Die Frage der Versorgungssicherheit ist heute aktueller denn je.

Qu’entend-on exactement par sécurité de l’approvisionnement?

Martin Pidoux: La sécurité de l’approvisionnement permet de déterminer si on a suffisamment d’aliments pour assurer la survie de la population. Cette notion est souvent confondue avec la sécurité alimentaire. Quand on parle de sécurité alimentaire, on inclut également la question de savoir si les aliments à disposition remplissent les exigences en matière d’hygiène et sont de qualité suffisante pour garantir une alimentation saine.

Comment se présente la situation en Suisse?

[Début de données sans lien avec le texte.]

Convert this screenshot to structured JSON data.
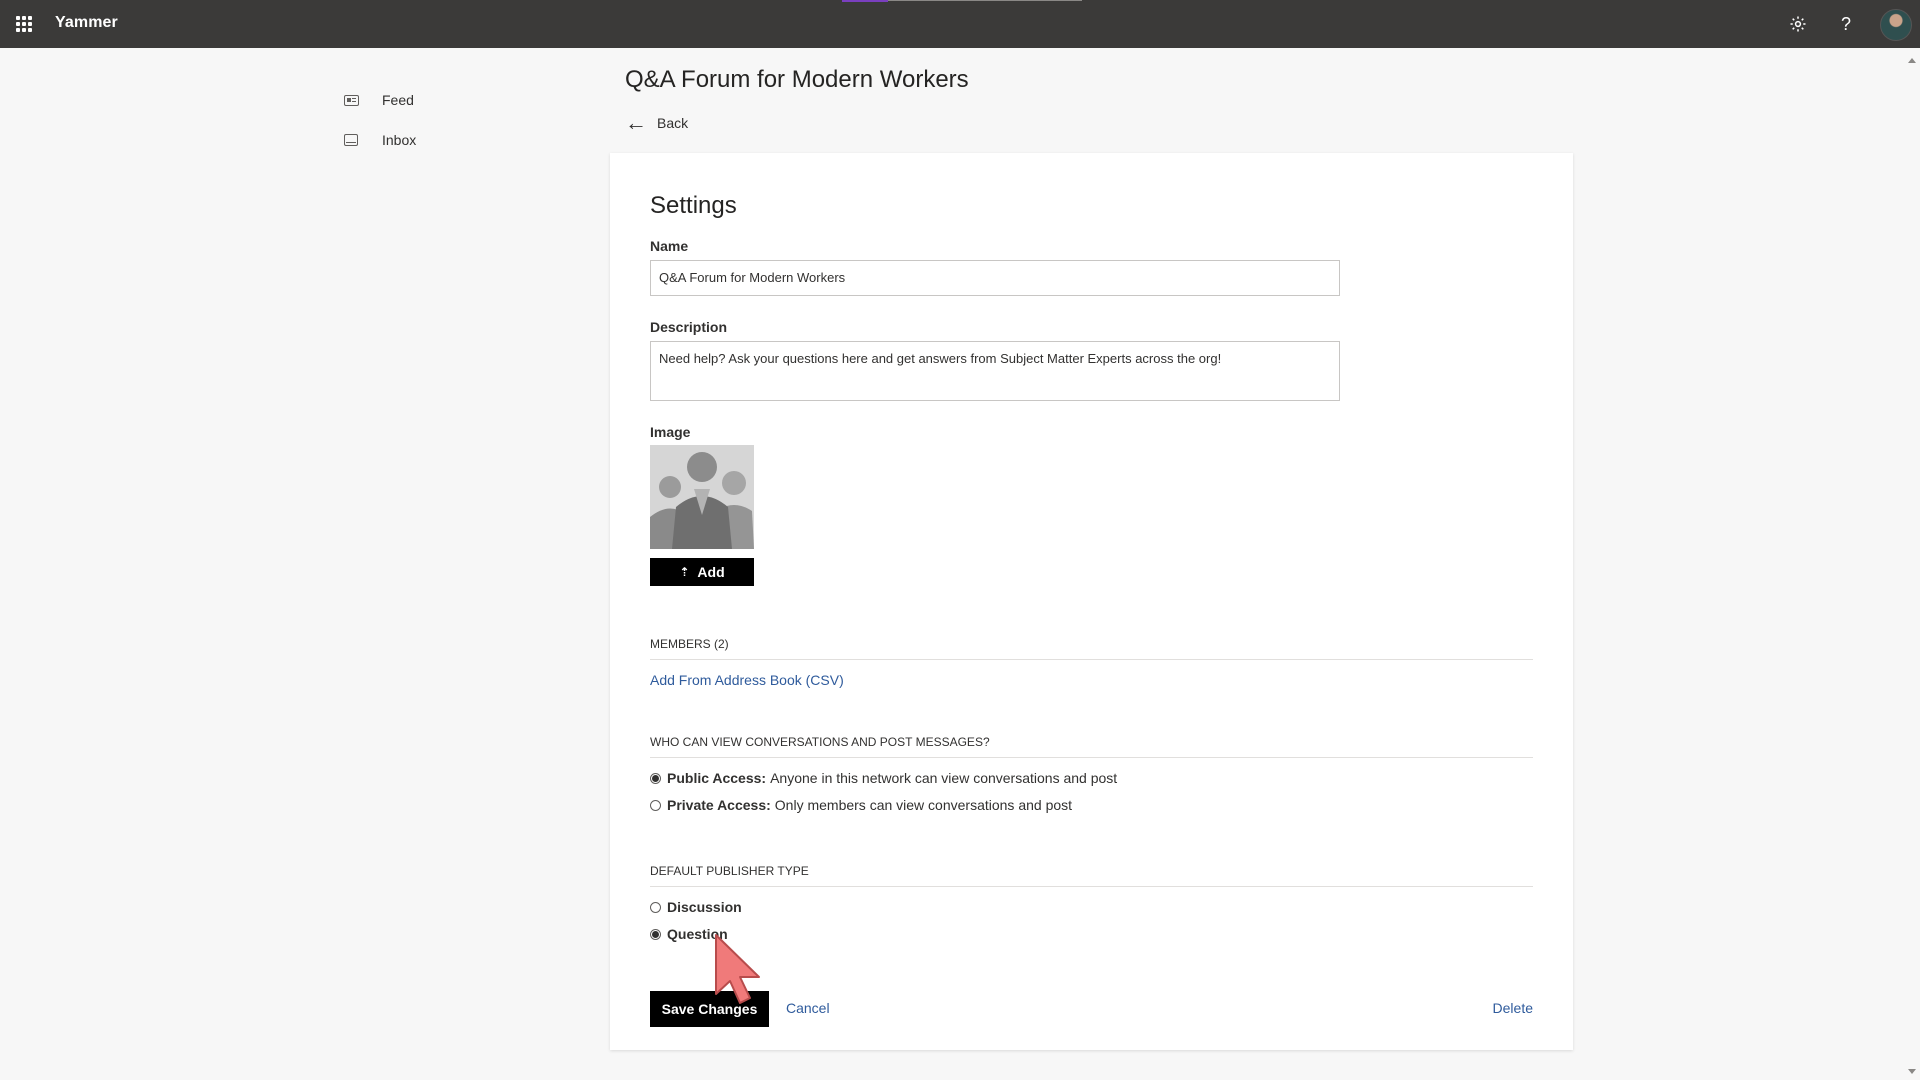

Martin Pidoux: Le plus simple, pour répondre à cette question, c’est de regarder le taux d’auto-approvisionnement. Cet indicateur exprime le rapport entre la production indigène et la consommation de denrées alimentaires du pays. En Suisse, le taux d’auto-approvisionnement brut est proche de 60 pour cent, ce qui signifie que notre production couvre 60 pour cent de nos besoins. Le taux d’auto-approvisionnement net est légèrement inférieur et s’établit à 55 pour cent. Cette différence est due au fait qu’une partie des denrées, telles que la viande ou les œufs, sont produites en utilisant des aliments importés pour nourrir les animaux. En revanche, pour certains produits, la Suisse affiche un taux supérieur à 100 pour cent. Nous produisons par exemple plus de lait que n’en consomme la population. 

La Suisse est donc plutôt en bonne position.

Martin Pidoux: C’est exact. En tant que pays riche, nous avons aussi la possibilité d’acheter des aliments si nous venons à en manquer. Ce n’est malheureusement pas le cas de toutes les nations. Les statistiques pour l’Afrique du Nord montrent que l’Égypte ou la Libye par exemple importent 90 à 95 pour cent de leurs besoins en céréales. Ils s’approvisionnent à plus de 90 pour cent auprès de l’Ukraine et de la Russie – une situation très difficile avec la guerre en cours. Pour nous, en Suisse, la question qui se pose est presque d’ordre philosophique: avons-nous le droit d’importer davantage sachant que d’autres pays ont besoin de ces denrées pour leur survie? Je suis convaincu que nous devons penser davantage en réseau. Notre situation n’est certes pas critique, mais nous ne sommes pas seuls sur cette Terre. 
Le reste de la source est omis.